Jeremiah chapter 36 is the unhappy account of how God told Jeremiah to write down the prophetic messages he had delivered over a quarter century of his ministry and of how King Jehoiakim tried to destroy that scroll. Jehoiakim had ordered that the scroll be brought to the palace and read to him. After three or four columns of the scroll had been read, the king would cut them off with a knife and throw them into the fire, until the entire scroll was destroyed. God overruled the king's intent to destroy the prophet's message and had Jeremiah rewrite it.
The words of the prophets remain, but it seems appropriate to ask, "How are we to read their prophetic messages today?" Here are a few guidelines that may be helpful.
The prophetic word often had more than a single point of reference. During Jeremiah's ministry the first contingents of citizens of Judah were deported to Babylon as exiles. They were taken to Ramah, a border town five miles north of Jerusalem, where they were assembled into groups and sent off into captivity. At that time Jeremiah heard "Rachel," mother of the race, weeping for her children who were going into exile, most likely never to be heard from again. Jeremiah wrote: "A voice is heard in Ramah, mourning and great weeping, Rachel weeping for her children and refusing to be comforted, because her children are no more" (Jeremiah 31:15).
Six centuries later the evangelist Matthew once again heard the mother of the race weeping, this time when Bethlehem's infants were put to death by Herod's sword. Matthew tells us: "Then what was said through the prophet Jeremiah was fulfilled: 'A voice is heard in Ramah, weeping and great mourning, Rachel weeping for her children . . ." (Matthew 2:17,18). The prophetic word often has more than a single point of reference.

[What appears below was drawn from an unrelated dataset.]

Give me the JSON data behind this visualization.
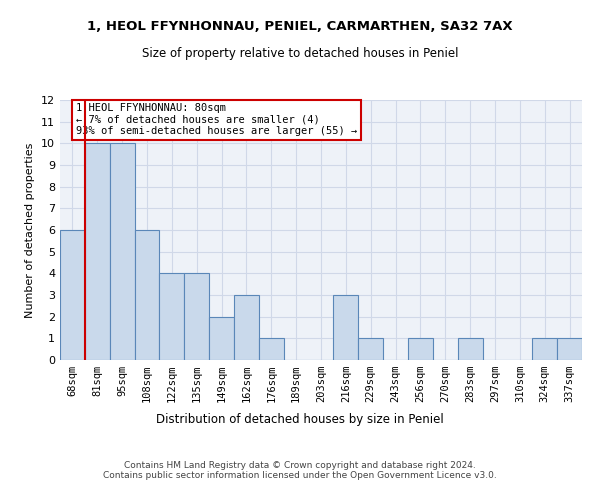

All of us have probably been disturbed at hearing millennialists present their detailed scenarios of history as the world winds down. An important principle for interpreting prophecy is that the prophetic word may never be interpreted in a way that contradicts a clear passage of Scripture.
Consider how The Living Bible translates Isaiah 2:3,4: "In those days the world will be ruled from Jerusalem. The Lord will settle international disputes; all the nations will convert their weapons of war into implements of peace. Then at the last all wars will stop and all military training will end."